- Born: 6 February 1916 Hindley, Lancashire, England
- Died: 3 October 2006 (aged 90)
- Education: Manchester University
- Known for: Crank–Nicolson method
- Scientific career
- Fields: Mathematics
- Workplaces: Brunel University
- Doctoral advisor: William Lawrence Bragg

= John Crank =

English mathematical physicist

John Crank (6 February 1916 - 3 October 2006) was a mathematical physicist, best known for his work on the numerical solution of partial differential equations.

Crank was born in Hindley in Lancashire, England. His father was a carpenter's pattern-maker. Crank studied at Manchester University from 1934 to 1938, where he was awarded a BSc and MSc as a student of Lawrence Bragg and Douglas Hartree. In 1953, Manchester University awarded him a DSc.

He worked on ballistics during the Second World War, and was then a mathematical physicist at Courtaulds Fundamental Research Laboratory from 1945 to 1957. In 1957, he was appointed as the first Head of Department of Mathematics at Brunel College in Acton. He served two terms of office as vice-principal of Brunel before his retirement in 1981, when he was granted the title of professor emeritus.

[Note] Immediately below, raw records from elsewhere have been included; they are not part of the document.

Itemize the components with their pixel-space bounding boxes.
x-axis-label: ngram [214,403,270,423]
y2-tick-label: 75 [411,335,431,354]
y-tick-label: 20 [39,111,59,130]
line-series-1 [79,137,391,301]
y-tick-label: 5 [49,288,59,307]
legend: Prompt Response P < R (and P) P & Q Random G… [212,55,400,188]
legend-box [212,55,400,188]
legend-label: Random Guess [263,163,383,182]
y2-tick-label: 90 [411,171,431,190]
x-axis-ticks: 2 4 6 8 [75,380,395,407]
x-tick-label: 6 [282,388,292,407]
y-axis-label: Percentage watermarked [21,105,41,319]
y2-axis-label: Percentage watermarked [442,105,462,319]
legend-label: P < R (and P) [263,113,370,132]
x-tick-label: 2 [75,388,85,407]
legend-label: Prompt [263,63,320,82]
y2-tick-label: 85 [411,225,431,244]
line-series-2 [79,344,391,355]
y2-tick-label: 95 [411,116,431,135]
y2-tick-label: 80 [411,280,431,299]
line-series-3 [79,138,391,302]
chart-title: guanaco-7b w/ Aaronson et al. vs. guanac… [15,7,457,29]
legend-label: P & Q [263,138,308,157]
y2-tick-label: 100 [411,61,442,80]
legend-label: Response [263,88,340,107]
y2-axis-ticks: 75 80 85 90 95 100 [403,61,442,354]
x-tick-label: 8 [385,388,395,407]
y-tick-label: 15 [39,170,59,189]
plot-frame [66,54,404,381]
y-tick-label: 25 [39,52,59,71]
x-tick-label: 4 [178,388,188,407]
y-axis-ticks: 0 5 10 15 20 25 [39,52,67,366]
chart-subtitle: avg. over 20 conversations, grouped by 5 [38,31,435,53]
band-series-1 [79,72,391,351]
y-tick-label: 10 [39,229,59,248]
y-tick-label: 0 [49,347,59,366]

Crank's main work was on the numerical solution of partial differential equations and, in particular, the solution of heat-conduction problems. He is best known for his work with Phyllis Nicolson on the heat equation, which resulted in the Crank-Nicolson method.

He was a keen gardener and established the John Crank Garden as a retirement gift to Brunel University. His wife was Joan.